Unlike many who would "turn a blind eye" to the donkeys' suffering, their owner proved to be a man of integrity when, instead of trying to sell them on, he opted for sending them into care. Paddymac proved to be less of a gentleman as he resisted all efforts to be caught and loaded for his journey to the Sanctuary, only surrendering after delivering his intended captor a few (fortunately inaccurate) kicks to the thigh. When he thought Donna was going to be taken away he capitulated and judging from the silly look on his face when he landed a couple of hours later in a clean dry field with newly bedded shelter and haynet provided, he is rather pleased he did! The resident donkeys soon spotted the newcomers and bellowed a rapturous welcome fit to be heard across several counties.
Isaac ventures forth in search of a snack.
Through the continued efforts of Clem Ryan, Chief Welfare Officer for The Donkey Sanctuary, Co Cork it is hoped there will soon be a voluntary welfare officer covering the counties of Sligo and Leitrim and a second, full time, paid welfare officer nationwide.
This gives us at the Sai Sanctuary deeply appreciated back-up facilities as it means that, through referral, we need never refuse to help any donkey, anywhere in the country.

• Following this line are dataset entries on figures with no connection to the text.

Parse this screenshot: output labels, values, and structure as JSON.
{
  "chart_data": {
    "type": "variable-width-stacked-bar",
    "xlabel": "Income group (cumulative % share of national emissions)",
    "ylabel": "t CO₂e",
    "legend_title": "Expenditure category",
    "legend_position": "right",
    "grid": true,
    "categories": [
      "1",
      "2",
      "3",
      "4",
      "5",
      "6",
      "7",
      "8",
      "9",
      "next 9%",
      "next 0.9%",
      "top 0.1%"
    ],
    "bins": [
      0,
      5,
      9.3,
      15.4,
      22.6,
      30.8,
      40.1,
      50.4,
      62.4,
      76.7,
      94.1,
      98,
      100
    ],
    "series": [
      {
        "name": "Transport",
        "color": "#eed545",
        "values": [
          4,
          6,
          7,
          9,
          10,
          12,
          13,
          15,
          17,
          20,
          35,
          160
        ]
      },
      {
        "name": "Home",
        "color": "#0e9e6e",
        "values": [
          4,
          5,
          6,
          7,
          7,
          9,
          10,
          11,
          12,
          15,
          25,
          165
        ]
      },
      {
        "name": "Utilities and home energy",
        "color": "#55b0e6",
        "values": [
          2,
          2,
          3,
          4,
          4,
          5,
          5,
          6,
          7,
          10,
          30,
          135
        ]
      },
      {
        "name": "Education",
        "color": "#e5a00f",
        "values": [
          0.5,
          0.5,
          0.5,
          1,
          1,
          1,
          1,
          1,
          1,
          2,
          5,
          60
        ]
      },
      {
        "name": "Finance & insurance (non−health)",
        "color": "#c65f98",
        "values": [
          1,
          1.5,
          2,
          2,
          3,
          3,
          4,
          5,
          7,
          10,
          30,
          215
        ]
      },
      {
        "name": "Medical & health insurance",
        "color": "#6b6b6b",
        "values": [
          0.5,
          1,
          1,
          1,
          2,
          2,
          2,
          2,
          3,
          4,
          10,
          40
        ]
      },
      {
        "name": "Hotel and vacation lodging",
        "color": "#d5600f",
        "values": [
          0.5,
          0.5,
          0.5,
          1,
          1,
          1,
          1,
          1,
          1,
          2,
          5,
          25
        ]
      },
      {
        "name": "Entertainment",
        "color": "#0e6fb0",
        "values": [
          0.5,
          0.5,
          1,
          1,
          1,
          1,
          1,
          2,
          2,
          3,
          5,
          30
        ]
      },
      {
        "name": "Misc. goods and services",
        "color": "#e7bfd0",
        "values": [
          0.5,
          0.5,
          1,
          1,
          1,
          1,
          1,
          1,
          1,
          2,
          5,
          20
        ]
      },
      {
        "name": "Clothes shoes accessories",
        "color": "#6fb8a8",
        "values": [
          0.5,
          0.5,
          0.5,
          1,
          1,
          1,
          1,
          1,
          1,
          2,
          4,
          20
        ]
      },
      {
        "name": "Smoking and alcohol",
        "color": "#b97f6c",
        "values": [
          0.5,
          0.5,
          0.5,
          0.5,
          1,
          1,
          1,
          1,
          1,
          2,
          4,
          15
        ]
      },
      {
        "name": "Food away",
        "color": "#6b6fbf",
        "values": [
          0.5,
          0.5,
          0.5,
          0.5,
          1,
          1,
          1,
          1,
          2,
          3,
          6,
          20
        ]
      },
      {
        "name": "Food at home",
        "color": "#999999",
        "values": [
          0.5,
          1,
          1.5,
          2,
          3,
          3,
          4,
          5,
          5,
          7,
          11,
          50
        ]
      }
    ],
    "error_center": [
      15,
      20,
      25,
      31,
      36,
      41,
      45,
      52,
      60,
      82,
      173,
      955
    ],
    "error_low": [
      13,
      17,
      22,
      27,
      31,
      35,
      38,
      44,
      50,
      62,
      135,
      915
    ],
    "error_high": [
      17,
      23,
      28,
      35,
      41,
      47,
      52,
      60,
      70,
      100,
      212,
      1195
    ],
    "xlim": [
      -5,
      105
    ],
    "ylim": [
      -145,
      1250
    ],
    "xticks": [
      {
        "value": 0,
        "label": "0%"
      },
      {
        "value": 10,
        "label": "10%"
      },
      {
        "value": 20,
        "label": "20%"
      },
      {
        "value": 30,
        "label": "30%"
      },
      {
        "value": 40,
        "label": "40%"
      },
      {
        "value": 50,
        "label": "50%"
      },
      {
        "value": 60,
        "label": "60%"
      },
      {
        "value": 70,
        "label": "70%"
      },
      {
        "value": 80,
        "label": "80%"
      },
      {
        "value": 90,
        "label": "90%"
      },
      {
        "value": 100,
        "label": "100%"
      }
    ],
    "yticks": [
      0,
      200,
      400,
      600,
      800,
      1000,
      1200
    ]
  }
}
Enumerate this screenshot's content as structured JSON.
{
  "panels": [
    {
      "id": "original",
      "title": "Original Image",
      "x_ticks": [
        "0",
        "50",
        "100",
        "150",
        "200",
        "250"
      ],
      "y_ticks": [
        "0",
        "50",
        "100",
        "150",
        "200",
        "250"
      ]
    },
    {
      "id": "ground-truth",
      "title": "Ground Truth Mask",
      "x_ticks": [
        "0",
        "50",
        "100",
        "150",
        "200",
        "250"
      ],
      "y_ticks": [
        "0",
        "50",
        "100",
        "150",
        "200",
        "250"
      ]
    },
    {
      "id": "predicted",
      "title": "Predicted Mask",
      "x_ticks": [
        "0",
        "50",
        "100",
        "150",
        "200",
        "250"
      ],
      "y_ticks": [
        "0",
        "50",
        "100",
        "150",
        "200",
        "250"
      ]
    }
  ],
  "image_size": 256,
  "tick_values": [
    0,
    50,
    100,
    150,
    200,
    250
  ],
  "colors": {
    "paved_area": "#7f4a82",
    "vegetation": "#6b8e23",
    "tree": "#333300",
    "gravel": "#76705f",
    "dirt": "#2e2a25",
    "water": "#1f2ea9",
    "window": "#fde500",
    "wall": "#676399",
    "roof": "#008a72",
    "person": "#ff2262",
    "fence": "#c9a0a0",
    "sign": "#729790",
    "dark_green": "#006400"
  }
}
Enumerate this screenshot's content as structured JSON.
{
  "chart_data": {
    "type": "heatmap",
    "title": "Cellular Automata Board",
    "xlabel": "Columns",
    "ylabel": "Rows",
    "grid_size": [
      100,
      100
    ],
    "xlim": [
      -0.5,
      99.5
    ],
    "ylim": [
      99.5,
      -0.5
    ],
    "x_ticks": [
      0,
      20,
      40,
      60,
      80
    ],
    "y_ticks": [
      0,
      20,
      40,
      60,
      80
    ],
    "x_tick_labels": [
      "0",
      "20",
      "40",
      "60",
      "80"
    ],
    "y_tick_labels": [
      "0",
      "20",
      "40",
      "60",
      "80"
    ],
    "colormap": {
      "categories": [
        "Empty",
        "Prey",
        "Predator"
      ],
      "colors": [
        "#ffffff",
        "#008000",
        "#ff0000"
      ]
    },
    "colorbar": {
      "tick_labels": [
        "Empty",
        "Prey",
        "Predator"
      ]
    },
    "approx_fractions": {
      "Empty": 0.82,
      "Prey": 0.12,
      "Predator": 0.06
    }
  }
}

Please never hesitate to contact us and/or leave a detailed message if you know of a suffering or abandoned donkey.
The Last Word
One last vote of thanks goes to the youngsters who faithfully support the Sanctuary. One of these is Gayle, a young girl who adopted Solomon as "her" donkey three years ago. Since then Gayle has never failed to send, not only regular donations towards Solomon's upkeep, but presents of all descriptions to Solomon, the other donkeys and even Sanctuary staff! Similarly, Diane has continued to adopt, to fundraise and to sell Christmas cards on the Sanctuary's behalf. These are only two of many young people who take the donkeys' welfare very much to heart and we thank you all for your concern.